Finally managed to track down the one remaining '48 we know of in Oklahoma, Texas and Arizona not previously contacted by this scribe: Phil Kelly in Odessa out in the western part of Texas. Phil, then a young man from Boston, originally arrived in Hanover in 1943 as a Marine in the V-12 program. After active service with the Corps he returned to the campus as a civilian before receiving his degree as a math major in June '48. Since then Phil has lived an active life in such widely spaced points as Missouri as a teacher, Korea as a Marine once again, Boston University where he earned a master's in math, Hawaii as a teacher (in Punahou School) and in his own data processing firm, and for the last eight years in Odessa where he continues in the data processing field. Phil and June were last back in Hanover for a visit 20 years ago, and they have a son at Texas University in Austin. Phil roomed in Topliff, on E. Wheelock across from Davis Field House and the tennis courts, for quite a while, and he was a Phi Gam. One of his good buddies was Gene De Felice '47, a fellow teacher who Phil says now owns and operates a fine restaurant in Norwood, Mass., that merits the attention of any '48 in the vicinity who wants a first-class meal with Dartmouth flavor. Phil, located on Buffalo Ave. in Odessa, would like to hear from any of his old friends, '48 and otherwise, who remember those undergrad days in Hanover with the same pleasure as he.
His friends will be saddened for Dr. DickBredenberg and wife Huldah, for the recent loss in Japan of one of their sons, Leif, from a cerebral hemorrhage. Dick, a professor of Education at Eckerd (formerly Presbyterian) College in St. Petersburg, has spent considerable time as an exchange teacher at the University of Nagoya. The tragedy occurred over the Christmas holidays when the parents with three of their children were on a skiing holiday. That the Bredenbergs have accomplished much during their years in Nagoya was shown by the fact that over 1,000 of their friends and Leif's students attended the memorial service for the young man. Dick will be teaching in London from September through December this year, and would enjoy seeing any '48s in the vicinity.
A note from John Van Raalte advising that Dick Leggat's wife Patsy ran her class's 25th reunion at Smith this past year, means that the '48 reunion chairman in 1978 will have some pretty experienced help to draw upon in putting together our 30th. Even with such fantastic back-up as Patsy, however, our old R.D.L. is going to have his work cut out. Your friends and classmates, though not relishing your responsibility, Dick, are looking forward to the show in the knowledge you can also expect plenty of help from your committee. Good luck.

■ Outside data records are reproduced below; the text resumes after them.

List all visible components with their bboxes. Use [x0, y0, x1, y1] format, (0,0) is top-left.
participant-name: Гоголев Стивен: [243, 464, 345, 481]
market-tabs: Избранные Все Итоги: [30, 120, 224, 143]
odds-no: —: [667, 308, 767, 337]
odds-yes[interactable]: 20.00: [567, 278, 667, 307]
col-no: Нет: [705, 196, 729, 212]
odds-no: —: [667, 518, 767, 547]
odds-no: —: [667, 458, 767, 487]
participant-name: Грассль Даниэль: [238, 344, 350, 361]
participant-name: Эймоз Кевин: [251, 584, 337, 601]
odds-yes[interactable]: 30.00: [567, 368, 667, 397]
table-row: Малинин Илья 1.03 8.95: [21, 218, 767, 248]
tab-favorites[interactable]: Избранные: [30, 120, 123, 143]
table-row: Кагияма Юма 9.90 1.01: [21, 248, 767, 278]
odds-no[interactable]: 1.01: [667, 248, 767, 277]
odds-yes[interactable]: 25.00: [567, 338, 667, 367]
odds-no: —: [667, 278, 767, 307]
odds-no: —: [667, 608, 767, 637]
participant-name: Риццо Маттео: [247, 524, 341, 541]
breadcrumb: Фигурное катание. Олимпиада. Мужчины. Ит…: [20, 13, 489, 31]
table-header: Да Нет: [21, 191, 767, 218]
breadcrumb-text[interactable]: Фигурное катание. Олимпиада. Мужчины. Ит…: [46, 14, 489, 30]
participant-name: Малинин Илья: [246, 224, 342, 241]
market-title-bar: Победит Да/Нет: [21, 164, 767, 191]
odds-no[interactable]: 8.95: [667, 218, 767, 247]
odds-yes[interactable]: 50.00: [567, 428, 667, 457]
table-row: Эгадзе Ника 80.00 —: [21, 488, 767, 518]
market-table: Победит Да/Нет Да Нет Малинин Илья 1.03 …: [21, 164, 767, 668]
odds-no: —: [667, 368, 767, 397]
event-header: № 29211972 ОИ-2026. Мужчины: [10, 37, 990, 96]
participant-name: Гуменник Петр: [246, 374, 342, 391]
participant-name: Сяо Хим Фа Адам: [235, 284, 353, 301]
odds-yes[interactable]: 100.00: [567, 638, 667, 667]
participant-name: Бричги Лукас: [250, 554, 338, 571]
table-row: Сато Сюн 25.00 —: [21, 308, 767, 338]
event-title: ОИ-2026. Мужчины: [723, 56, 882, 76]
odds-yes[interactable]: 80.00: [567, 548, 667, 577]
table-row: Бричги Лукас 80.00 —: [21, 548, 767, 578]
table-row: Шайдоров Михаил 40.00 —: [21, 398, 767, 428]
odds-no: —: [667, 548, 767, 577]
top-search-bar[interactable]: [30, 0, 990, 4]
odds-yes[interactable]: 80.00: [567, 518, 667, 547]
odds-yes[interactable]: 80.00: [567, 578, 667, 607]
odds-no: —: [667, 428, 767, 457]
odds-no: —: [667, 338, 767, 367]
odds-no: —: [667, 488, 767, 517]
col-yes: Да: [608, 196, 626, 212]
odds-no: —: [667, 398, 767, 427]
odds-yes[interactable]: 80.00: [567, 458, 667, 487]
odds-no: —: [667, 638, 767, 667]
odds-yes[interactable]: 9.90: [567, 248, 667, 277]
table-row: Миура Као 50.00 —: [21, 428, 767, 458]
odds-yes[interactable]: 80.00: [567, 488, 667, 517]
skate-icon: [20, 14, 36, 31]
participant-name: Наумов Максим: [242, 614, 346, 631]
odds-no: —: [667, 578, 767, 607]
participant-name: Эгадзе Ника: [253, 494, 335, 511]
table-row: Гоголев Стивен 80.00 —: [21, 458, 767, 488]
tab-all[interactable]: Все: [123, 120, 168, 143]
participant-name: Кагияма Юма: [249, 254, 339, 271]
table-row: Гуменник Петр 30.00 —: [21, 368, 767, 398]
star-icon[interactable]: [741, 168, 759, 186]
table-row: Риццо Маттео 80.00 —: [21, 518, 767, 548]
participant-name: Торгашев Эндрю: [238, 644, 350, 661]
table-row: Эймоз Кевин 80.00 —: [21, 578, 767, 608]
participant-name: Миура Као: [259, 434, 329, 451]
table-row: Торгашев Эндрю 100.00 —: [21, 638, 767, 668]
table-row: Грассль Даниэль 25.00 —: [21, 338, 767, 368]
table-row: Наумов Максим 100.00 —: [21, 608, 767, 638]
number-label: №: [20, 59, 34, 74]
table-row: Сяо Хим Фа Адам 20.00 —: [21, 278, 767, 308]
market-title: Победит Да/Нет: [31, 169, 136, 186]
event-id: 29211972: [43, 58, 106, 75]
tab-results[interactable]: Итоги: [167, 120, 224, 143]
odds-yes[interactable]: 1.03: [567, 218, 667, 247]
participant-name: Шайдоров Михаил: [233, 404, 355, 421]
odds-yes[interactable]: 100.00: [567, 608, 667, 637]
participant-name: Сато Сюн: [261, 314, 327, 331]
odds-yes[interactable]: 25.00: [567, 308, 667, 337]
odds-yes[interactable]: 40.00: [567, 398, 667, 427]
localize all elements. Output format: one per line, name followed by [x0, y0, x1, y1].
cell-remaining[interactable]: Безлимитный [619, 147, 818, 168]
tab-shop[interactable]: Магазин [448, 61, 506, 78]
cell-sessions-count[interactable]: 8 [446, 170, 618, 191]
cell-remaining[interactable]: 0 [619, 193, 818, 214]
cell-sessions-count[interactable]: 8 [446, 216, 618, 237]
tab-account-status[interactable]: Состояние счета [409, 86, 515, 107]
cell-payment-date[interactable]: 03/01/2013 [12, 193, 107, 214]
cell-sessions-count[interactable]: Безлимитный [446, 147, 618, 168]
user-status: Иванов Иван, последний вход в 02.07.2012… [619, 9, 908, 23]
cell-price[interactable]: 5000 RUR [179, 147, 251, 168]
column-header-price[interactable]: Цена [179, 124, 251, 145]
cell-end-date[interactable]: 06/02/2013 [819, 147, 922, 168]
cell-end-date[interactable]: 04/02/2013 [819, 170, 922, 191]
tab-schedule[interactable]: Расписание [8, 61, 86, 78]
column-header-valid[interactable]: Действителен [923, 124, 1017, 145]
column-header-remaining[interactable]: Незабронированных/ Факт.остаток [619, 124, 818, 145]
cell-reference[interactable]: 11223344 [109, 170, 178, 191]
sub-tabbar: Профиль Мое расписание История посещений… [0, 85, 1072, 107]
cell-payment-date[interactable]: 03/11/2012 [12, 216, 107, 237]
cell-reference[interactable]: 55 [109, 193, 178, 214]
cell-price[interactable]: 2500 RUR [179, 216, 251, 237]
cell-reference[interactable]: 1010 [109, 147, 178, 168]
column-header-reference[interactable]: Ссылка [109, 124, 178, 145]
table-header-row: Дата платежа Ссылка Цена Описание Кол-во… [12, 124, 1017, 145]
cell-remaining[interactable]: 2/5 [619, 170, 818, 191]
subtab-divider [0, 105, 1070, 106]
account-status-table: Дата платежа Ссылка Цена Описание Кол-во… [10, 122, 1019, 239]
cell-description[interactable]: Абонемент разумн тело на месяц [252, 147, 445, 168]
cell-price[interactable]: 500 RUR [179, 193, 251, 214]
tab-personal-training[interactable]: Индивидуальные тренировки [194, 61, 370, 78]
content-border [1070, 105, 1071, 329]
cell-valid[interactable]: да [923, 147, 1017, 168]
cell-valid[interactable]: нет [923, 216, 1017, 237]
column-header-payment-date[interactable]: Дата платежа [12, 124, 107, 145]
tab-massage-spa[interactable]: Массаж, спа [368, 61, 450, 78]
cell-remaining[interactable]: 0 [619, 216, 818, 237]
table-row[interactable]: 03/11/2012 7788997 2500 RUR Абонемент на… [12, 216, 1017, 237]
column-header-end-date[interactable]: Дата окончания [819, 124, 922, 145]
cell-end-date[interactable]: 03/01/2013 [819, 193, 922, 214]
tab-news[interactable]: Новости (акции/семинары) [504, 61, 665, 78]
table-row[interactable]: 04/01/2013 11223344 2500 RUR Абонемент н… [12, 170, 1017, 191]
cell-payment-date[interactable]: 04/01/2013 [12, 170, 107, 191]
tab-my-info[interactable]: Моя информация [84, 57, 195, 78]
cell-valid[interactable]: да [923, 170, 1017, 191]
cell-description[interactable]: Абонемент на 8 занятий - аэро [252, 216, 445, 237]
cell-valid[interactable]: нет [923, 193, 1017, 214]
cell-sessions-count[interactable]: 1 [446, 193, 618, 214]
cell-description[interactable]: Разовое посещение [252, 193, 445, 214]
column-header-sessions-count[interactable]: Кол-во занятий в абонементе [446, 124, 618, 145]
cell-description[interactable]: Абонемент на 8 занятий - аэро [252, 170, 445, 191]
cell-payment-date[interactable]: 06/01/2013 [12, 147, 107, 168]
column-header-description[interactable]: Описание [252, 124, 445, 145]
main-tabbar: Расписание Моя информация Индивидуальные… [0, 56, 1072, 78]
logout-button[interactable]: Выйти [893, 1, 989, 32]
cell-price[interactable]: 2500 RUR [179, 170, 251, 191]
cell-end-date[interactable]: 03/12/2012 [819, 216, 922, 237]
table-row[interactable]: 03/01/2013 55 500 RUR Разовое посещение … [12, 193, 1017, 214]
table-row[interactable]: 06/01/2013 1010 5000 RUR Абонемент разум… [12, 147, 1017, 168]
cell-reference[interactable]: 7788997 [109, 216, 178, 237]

By the time you read this, another Dartmouth Commencement will have come and gone, in the beautiful Bema if the rains don't interfere, in the soft Hanover springtime. Doesn't seem like 29 years since the first large grouping of our Class received their diplomas from the hand of John Sloan Dickey in that ceremony in June of 1948. Hope they've been good years for all of us. And if nostalgia tugs just a bit at the old heart, would recognition of same through some kind of gesture in Bob Munson's direction be out of place? Hope I'll have more to write about in the next issue of these notes. Have a good spring.